Why Most People Fail

Building a system requires something most people don’t have: structured thinking.

To architect a system, you must:

  • Know what you really want (not just “make money”)
  • Understand the steps to get there
  • Identify what can be automated
  • Design the flows between components
  • Anticipate breaking points

Most people have never learned to think like that.

They learned to execute tasks. To follow instructions. To respond to requests.

So when they get access to AI, they do what they know: they give instructions and wait for answers.

They use the most powerful tool in history with an employee mentality.


The Real Problem: Your Biases Are in the System

Here’s the most vicious trap.

When you build an AI-based system, you put your biases in it.

  • If you believe “long content is always better,” your system will produce long content even when it’s inappropriate.
  • If you believe “selling is manipulating,” your system will have a tone that repels sales.
  • If you believe “it’s too good to be true,” your system will be designed to fail.

AI doesn’t correct your limiting beliefs. It industrializes them.

You were thinking wrong on a small scale.
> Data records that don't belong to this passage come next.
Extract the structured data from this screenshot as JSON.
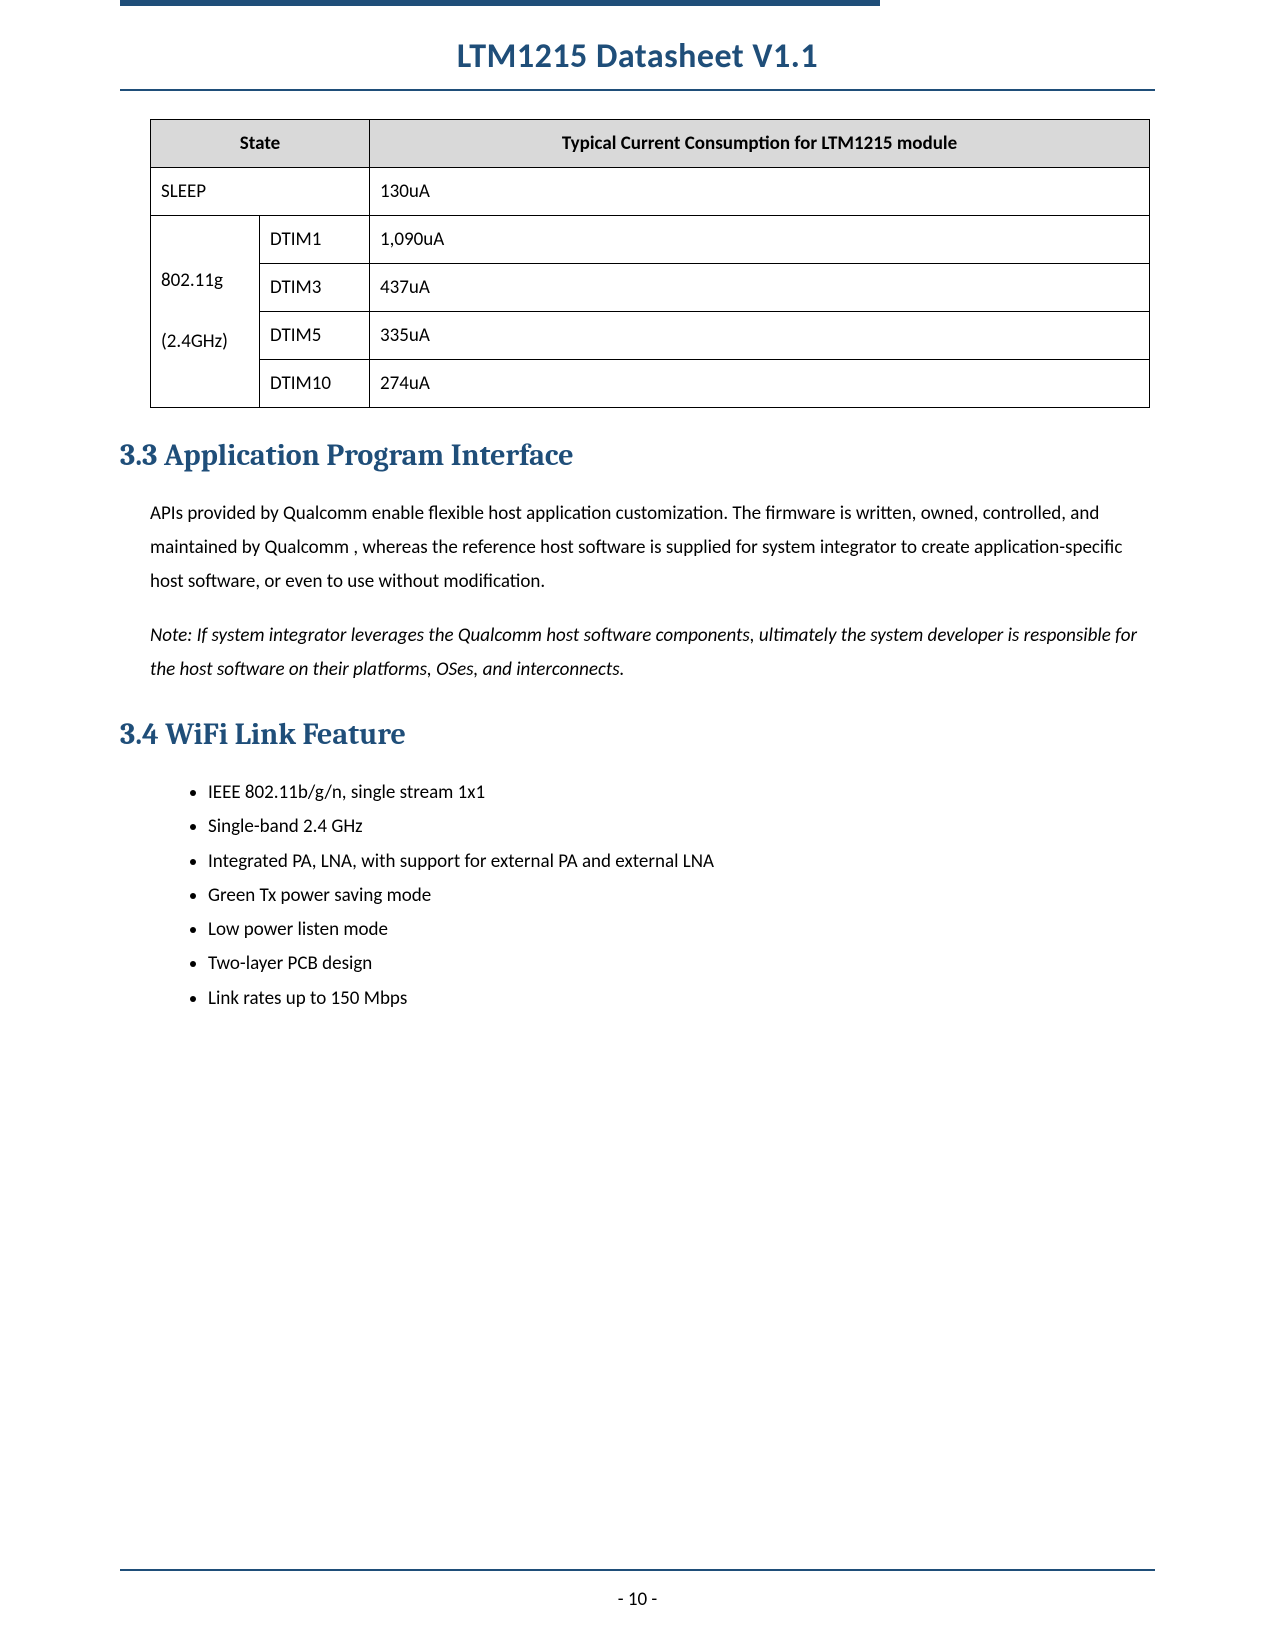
{
  "doc_title": "LTM1215 Datasheet V1.1",
  "table": {
    "header": {
      "state": "State",
      "value": "Typical Current Consumption for LTM1215 module"
    },
    "sleep": {
      "label": "SLEEP",
      "value": "130uA"
    },
    "group": {
      "label_line1": "802.11g",
      "label_line2": "(2.4GHz)",
      "rows": [
        {
          "sub": "DTIM1",
          "value": "1,090uA"
        },
        {
          "sub": "DTIM3",
          "value": "437uA"
        },
        {
          "sub": "DTIM5",
          "value": "335uA"
        },
        {
          "sub": "DTIM10",
          "value": "274uA"
        }
      ]
    }
  },
  "section_33": {
    "heading": "3.3 Application Program Interface",
    "para": "APIs provided by Qualcomm enable flexible host application customization. The firmware is written, owned, controlled, and maintained by Qualcomm , whereas the reference host software is supplied for system integrator to create application-specific host software, or even to use without modification.",
    "note": "Note: If system integrator leverages the Qualcomm host software components, ultimately the system developer is responsible for the host software on their platforms, OSes, and interconnects."
  },
  "section_34": {
    "heading": "3.4    WiFi Link Feature",
    "items": [
      "IEEE 802.11b/g/n, single stream 1x1",
      "Single-band 2.4 GHz",
      "Integrated PA, LNA, with support for external PA and external LNA",
      "Green Tx power saving mode",
      "Low power listen mode",
      "Two-layer PCB design",
      "Link rates up to 150 Mbps"
    ]
  },
  "page_number": "- 10 -"
}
Now you’re thinking wrong on a large scale.

And since AI tells you what you want to hear, you don’t notice anything.


How to Shift from Employee Schema to Shareholder Schema

The transition requires a change in posture, not just techniques.

Step 1: Question Your Prerequisites

Before asking AI anything, ask yourself:

  • Why do I want this?
  • What beliefs underlie this request?
  • Am I seeking validation or a real answer?

If you don’t question your biases, AI will amplify them.

Step 2: Think in Systems, Not Tasks

Stop asking yourself: “What task can AI do for me?”

Start asking: “What system can I build where AI is the engine?”

A task saves you time once. A system saves you time indefinitely.

Step 3: Give Complete Context

AI doesn’t guess. It optimizes on what you give it.

If you want quality results, provide:

  • The global context (market, audience, objective)
  • The constraints (budget, time, style)
  • The background and implications (why it matters, what happened before, what should happen after)

The more relevant context you give, the less AI hallucinates.

Step 4: Build Agents, Not Prompts

A prompt = a single interaction. An agent = a system that runs continuously.

Move from “I ask a question” mode to “I build an agent that answers this type of questions automatically” mode.

Step 5: Work ON the System

Once the system is built, your work changes.

You no longer do the tasks. You:

  • Monitor metrics
  • Identify improvement points
  • Optimize flows
  • Extend the system

You’ve moved from operational to strategic. From employee to shareholder.


Real Wealth in the AI Economy

Wealth won’t come to those who use AI the fastest.

It will come to those who design the best systems.

Execution speed is a temporary advantage. Everyone will have access to the same tools.

Quality of thinking is a lasting advantage. Few people will learn to think like architects.

AI is an amplifier. It amplifies what you are.

If you’re an executor, it makes you a fast executor. If you’re an architect, it makes you a powerful architect.


Conclusion

99% of people use AI like employees.

They give orders. They wait for answers. They remain the bottleneck of their own lives.

The 1% uses AI like a company.

They design systems. They become shareholders. They decouple their time from their revenue.

The difference isn’t technical. It’s philosophical.

It’s a question of posture toward the world.

Do you want to remain manager of your AI employee?

Or do you want to become shareholder of your economy?

The choice is yours.

But know that while you’re thinking, the 1% is building.

And every day that passes, the gap widens.